Mais revenons à nos statins: It seems that for some people, statins can have frightening psycho-active side-effects: road-rage, domestic assault and suicide. Whaaaa!? But if you think a bit, it has the ring of truth. Statins lower cholesterol <butter!>. What is cholesterol <butter!>?

• To a hammer doctor everything looks like a nail druggable target. Cholesterol is a small molecule that we are consuming <butter!> far too much, the body plasters the excess on the inside of blood-vessels because the enzymatic cholesterol turn-over mechanism is overwhelmed. Eventually, in some people, the cholesterol totally occludes the coronary artery, <infarction!>, the heart is starved or oxygen and glucose and the patient dies. 
• To a human physiologist [that would be me, I've been teaching it for seven years now and I have a body] cholesterol looks like a small molecule with a strong structural similarity to aldosterone, cortisol, estrogen and testosterone. Why wouldn't cholesterol act as a hormone? Why couldn't tricking about with its concentration by statins have physiological and psychological effects?

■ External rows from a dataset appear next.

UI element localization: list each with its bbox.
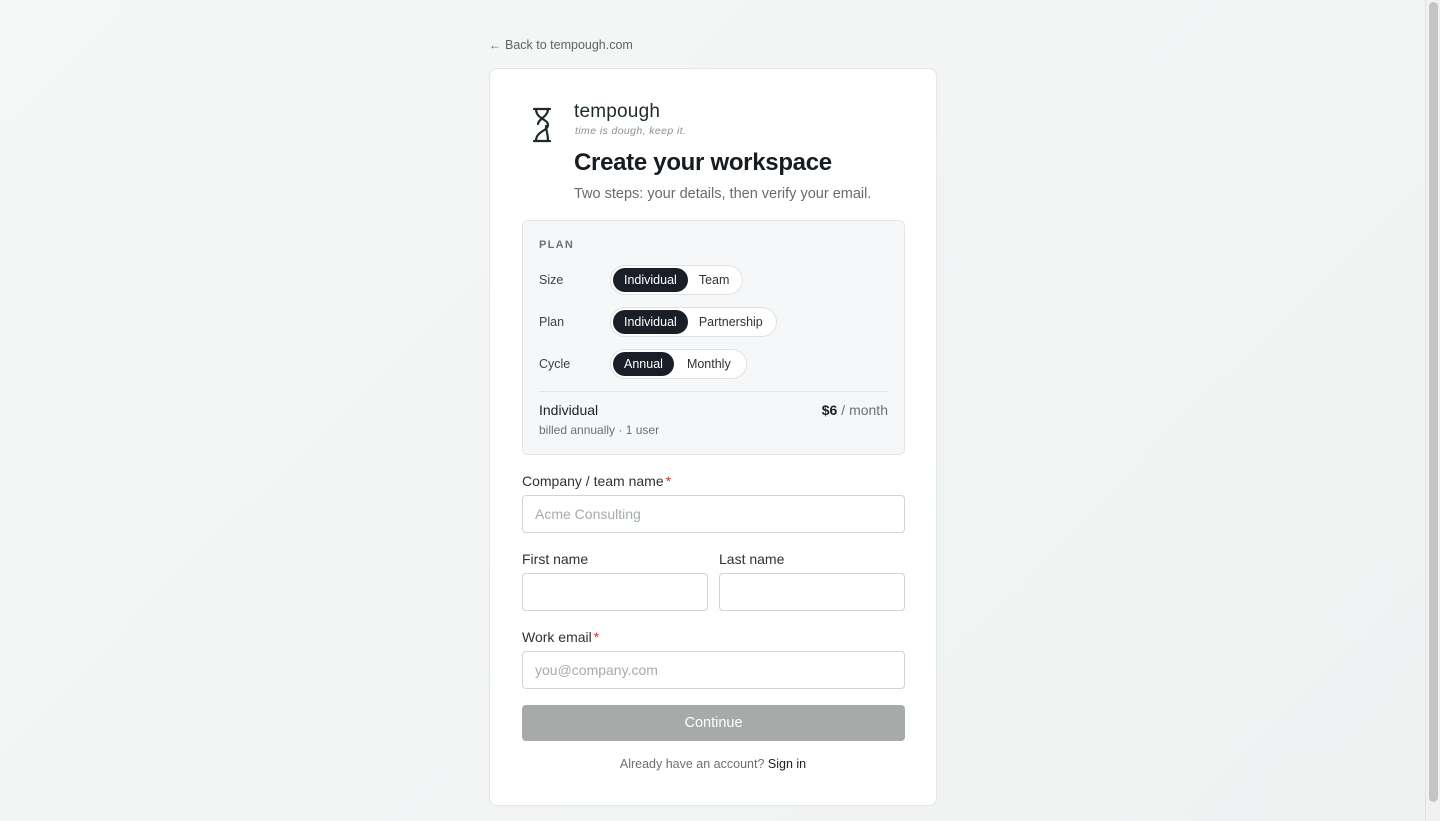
last-name-input[interactable] — [719, 573, 905, 611]
hourglass-dollar-logo — [532, 107, 552, 143]
size-option-individual[interactable]: Individual — [613, 268, 688, 292]
company-label-text: Company / team name — [522, 473, 664, 489]
plan-toggle: Individual Partnership — [610, 307, 777, 337]
size-option-team[interactable]: Team — [688, 268, 741, 292]
first-name-input[interactable] — [522, 573, 708, 611]
plan-divider — [539, 391, 888, 392]
cycle-option-annual[interactable]: Annual — [613, 352, 674, 376]
plan-summary-name: Individual — [539, 402, 599, 418]
back-link[interactable]: ← Back to tempough.com — [489, 38, 633, 52]
cycle-option-monthly[interactable]: Monthly — [674, 352, 744, 376]
plan-label: Plan — [539, 315, 565, 329]
company-input[interactable] — [522, 495, 905, 533]
size-toggle: Individual Team — [610, 265, 744, 295]
brand-name: tempough — [574, 101, 661, 122]
continue-button[interactable]: Continue — [522, 705, 905, 741]
plan-option-individual[interactable]: Individual — [613, 310, 688, 334]
size-label: Size — [539, 273, 564, 287]
signin-prompt: Already have an account? Sign in — [490, 757, 936, 771]
required-marker: * — [665, 473, 672, 489]
company-label: Company / team name * — [522, 473, 671, 489]
required-marker: * — [593, 629, 600, 645]
plan-selector: PLAN Size Individual Team Plan Individua… — [522, 220, 905, 455]
email-label-text: Work email — [522, 629, 592, 645]
plan-option-partnership[interactable]: Partnership — [688, 310, 774, 334]
scrollbar-thumb[interactable] — [1429, 2, 1438, 802]
plan-summary-price: $6 / month — [822, 402, 888, 418]
signin-link[interactable]: Sign in — [768, 757, 806, 771]
signin-prompt-text: Already have an account? — [619, 757, 765, 771]
plan-summary-detail: billed annually · 1 user — [539, 423, 660, 437]
page-scrollbar[interactable] — [1425, 0, 1440, 821]
cycle-toggle: Annual Monthly — [610, 349, 747, 379]
cycle-label: Cycle — [539, 357, 571, 371]
plan-heading: PLAN — [539, 239, 575, 251]
price-amount: $6 — [821, 402, 838, 418]
page-title: Create your workspace — [574, 149, 832, 176]
arrow-left-icon: ← — [489, 38, 501, 52]
first-name-label: First name — [522, 551, 589, 567]
brand-tagline: time is dough, keep it. — [575, 125, 687, 137]
back-link-label: Back to tempough.com — [505, 38, 633, 52]
price-period: / month — [841, 402, 888, 418]
email-label: Work email * — [522, 629, 599, 645]
last-name-label: Last name — [719, 551, 785, 567]
email-input[interactable] — [522, 651, 905, 689]
signup-card: tempough time is dough, keep it. Create … — [489, 68, 937, 806]
page-subtitle: Two steps: your details, then verify you… — [574, 186, 872, 202]
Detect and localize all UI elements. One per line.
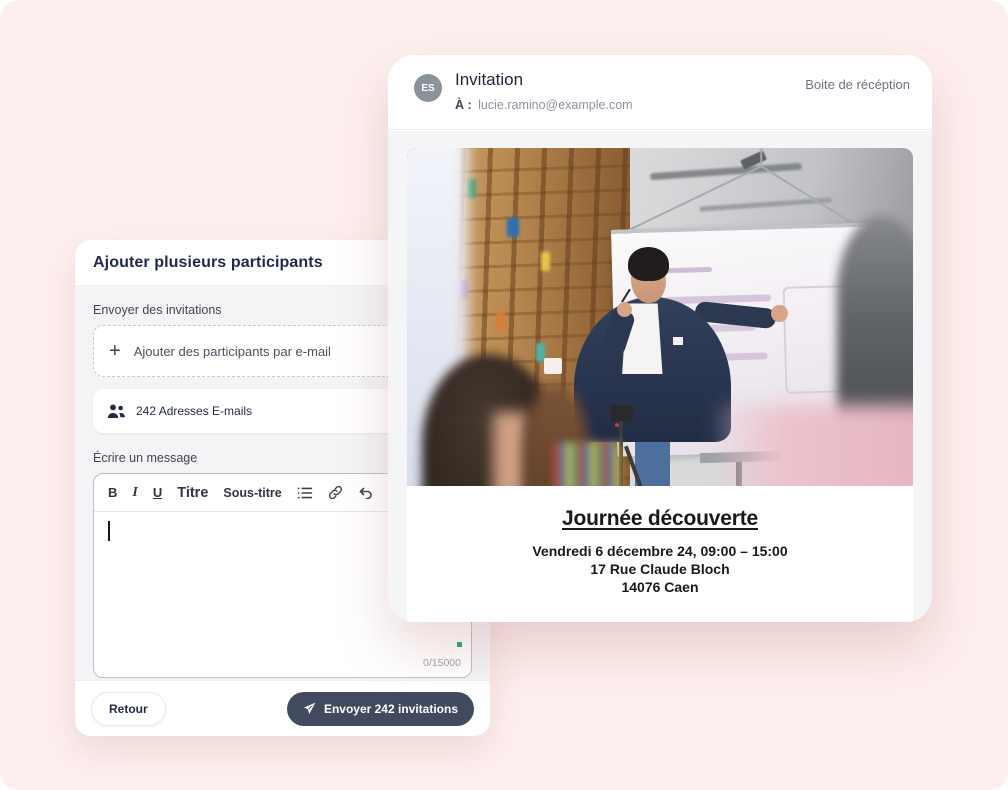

If you think like the FDA you ask what differ? let's think on all those people who didn't have a heart attack. The risk-aware EMA  might be totting up all those weird rarely reported cases of road-rage and putting them in the balance. "rarely reported" because a) they are rare b) a lot of people just suck it up on the adverse side-effects especially if embarrassing - who wants to share their suicidal ideation; their feelings of fury towards their wife; their flatulence and diarrhoea ?? And it's not just statins: paracetamol, antihistamines, asthma medications and antidepressants have all been flagged for bizarre psycho-side-effects.

Does this make you think about Gardasil and HPV? After risk-assessment, I'm still on the side of mass vaccination of girls [and boys] before they start sharing bodily fluids but we really can't sweep those who have adverse effects under the denial carpet.